Fender Wildwood
The Fender Wildwood guitar was a flat-top acoustic guitar introduced by the Fender company in 1966. The Wildwood was a variation on the Fender Kingman guitar, featuring a variety of dyed wood colors. The unique color patterns were achieved by injecting living beech trees with dye prior to being harvested to make the veneer for the back, sides, top and headstock. "Wildwood" guitars were available in gold, brown, purple, dark blue, purple-blue, green or blue-green. Fender offered other acoustic and electric models with the same veneer option, adding "Wildwood" to the model name (often noted on the pick guard) as with the "Wildwood" Fender Coronado.
Fender "Wildwood II's", like other Fender acoustic guitars of the time, were unique in that the neck of the acoustic guitar was the same as those used on Fender electric guitars and bolted to a block inside the acoustic guitar body. A "resonator bar" extended inside the body from the neck block to the bottom of the guitar, which reportedly benefited the tone of the guitar.
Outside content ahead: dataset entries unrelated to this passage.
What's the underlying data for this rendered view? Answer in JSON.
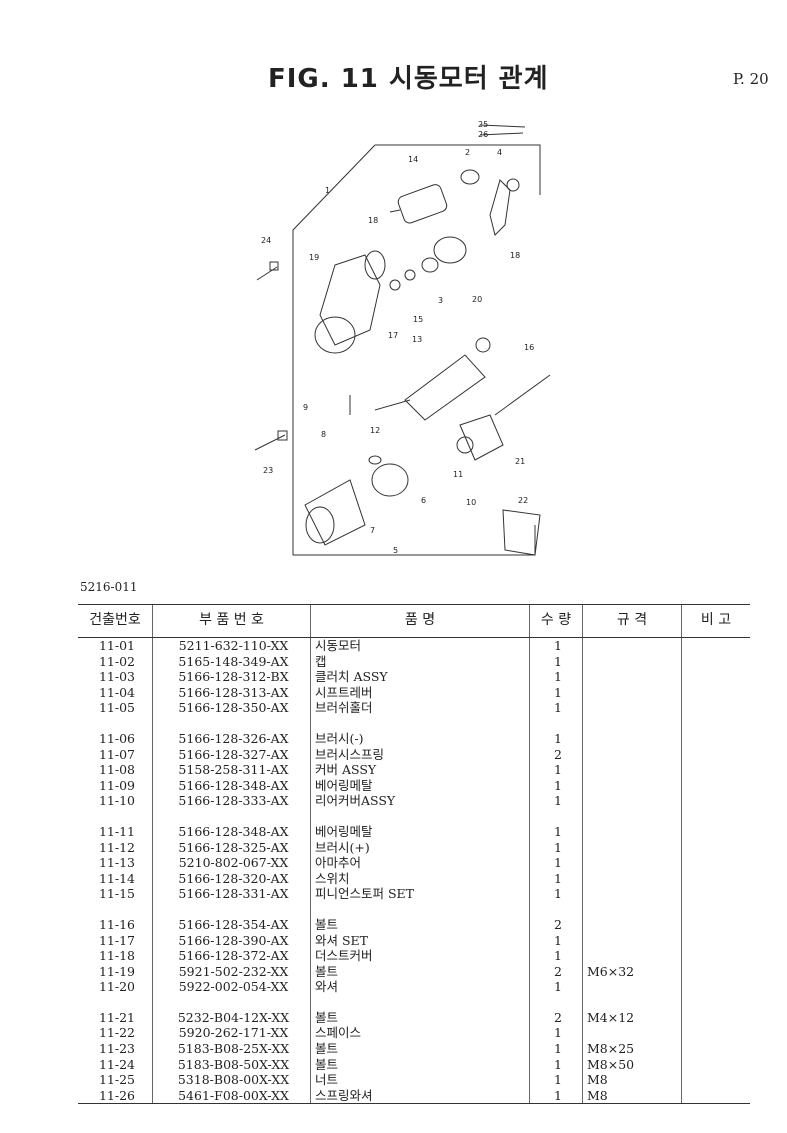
{
  "header": {
    "title": "FIG. 11 시동모터 관계",
    "page": "P. 20"
  },
  "diagram": {
    "labels": [
      "25",
      "26",
      "14",
      "2",
      "4",
      "1",
      "18",
      "24",
      "19",
      "18",
      "3",
      "17",
      "15",
      "20",
      "13",
      "16",
      "9",
      "8",
      "12",
      "23",
      "7",
      "11",
      "6",
      "21",
      "10",
      "5",
      "22"
    ]
  },
  "code": "5216-011",
  "table": {
    "headers": [
      "건출번호",
      "부 품 번 호",
      "품 명",
      "수 량",
      "규 격",
      "비 고"
    ],
    "groups": [
      [
        {
          "no": "11-01",
          "part": "5211-632-110-XX",
          "name": "시동모터",
          "qty": "1",
          "spec": ""
        },
        {
          "no": "11-02",
          "part": "5165-148-349-AX",
          "name": "캡",
          "qty": "1",
          "spec": ""
        },
        {
          "no": "11-03",
          "part": "5166-128-312-BX",
          "name": "클러치 ASSY",
          "qty": "1",
          "spec": ""
        },
        {
          "no": "11-04",
          "part": "5166-128-313-AX",
          "name": "시프트레버",
          "qty": "1",
          "spec": ""
        },
        {
          "no": "11-05",
          "part": "5166-128-350-AX",
          "name": "브러쉬홀더",
          "qty": "1",
          "spec": ""
        }
      ],
      [
        {
          "no": "11-06",
          "part": "5166-128-326-AX",
          "name": "브러시(-)",
          "qty": "1",
          "spec": ""
        },
        {
          "no": "11-07",
          "part": "5166-128-327-AX",
          "name": "브러시스프링",
          "qty": "2",
          "spec": ""
        },
        {
          "no": "11-08",
          "part": "5158-258-311-AX",
          "name": "커버 ASSY",
          "qty": "1",
          "spec": ""
        },
        {
          "no": "11-09",
          "part": "5166-128-348-AX",
          "name": "베어링메탈",
          "qty": "1",
          "spec": ""
        },
        {
          "no": "11-10",
          "part": "5166-128-333-AX",
          "name": "리어커버ASSY",
          "qty": "1",
          "spec": ""
        }
      ],
      [
        {
          "no": "11-11",
          "part": "5166-128-348-AX",
          "name": "베어링메탈",
          "qty": "1",
          "spec": ""
        },
        {
          "no": "11-12",
          "part": "5166-128-325-AX",
          "name": "브러시(+)",
          "qty": "1",
          "spec": ""
        },
        {
          "no": "11-13",
          "part": "5210-802-067-XX",
          "name": "아마추어",
          "qty": "1",
          "spec": ""
        },
        {
          "no": "11-14",
          "part": "5166-128-320-AX",
          "name": "스위치",
          "qty": "1",
          "spec": ""
        },
        {
          "no": "11-15",
          "part": "5166-128-331-AX",
          "name": "피니언스토퍼 SET",
          "qty": "1",
          "spec": ""
        }
      ],
      [
        {
          "no": "11-16",
          "part": "5166-128-354-AX",
          "name": "볼트",
          "qty": "2",
          "spec": ""
        },
        {
          "no": "11-17",
          "part": "5166-128-390-AX",
          "name": "와셔 SET",
          "qty": "1",
          "spec": ""
        },
        {
          "no": "11-18",
          "part": "5166-128-372-AX",
          "name": "더스트커버",
          "qty": "1",
          "spec": ""
        },
        {
          "no": "11-19",
          "part": "5921-502-232-XX",
          "name": "볼트",
          "qty": "2",
          "spec": "M6×32"
        },
        {
          "no": "11-20",
          "part": "5922-002-054-XX",
          "name": "와셔",
          "qty": "1",
          "spec": ""
        }
      ],
      [
        {
          "no": "11-21",
          "part": "5232-B04-12X-XX",
          "name": "볼트",
          "qty": "2",
          "spec": "M4×12"
        },
        {
          "no": "11-22",
          "part": "5920-262-171-XX",
          "name": "스페이스",
          "qty": "1",
          "spec": ""
        },
        {
          "no": "11-23",
          "part": "5183-B08-25X-XX",
          "name": "볼트",
          "qty": "1",
          "spec": "M8×25"
        },
        {
          "no": "11-24",
          "part": "5183-B08-50X-XX",
          "name": "볼트",
          "qty": "1",
          "spec": "M8×50"
        },
        {
          "no": "11-25",
          "part": "5318-B08-00X-XX",
          "name": "너트",
          "qty": "1",
          "spec": "M8"
        },
        {
          "no": "11-26",
          "part": "5461-F08-00X-XX",
          "name": "스프링와셔",
          "qty": "1",
          "spec": "M8"
        }
      ]
    ]
  }
}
Charlie Pride played a green Wildwood II onstage during the height of his career in the late 1960s.
Fender marketed an attachable pickup ref. FP-6 for this range and other flat-top acoustic guitars having the 'resonator bar', to which the pickup was attached. It was manufactured by Rowe Industries of Toledo,Ohio. The pickup is electromagnetic with integral volume and tone controls,and is finished in chrome, embossed 'Fender'. See www.musicpickups.com/Fender.html for photo and notes.
The guitar was discontinued in 1971.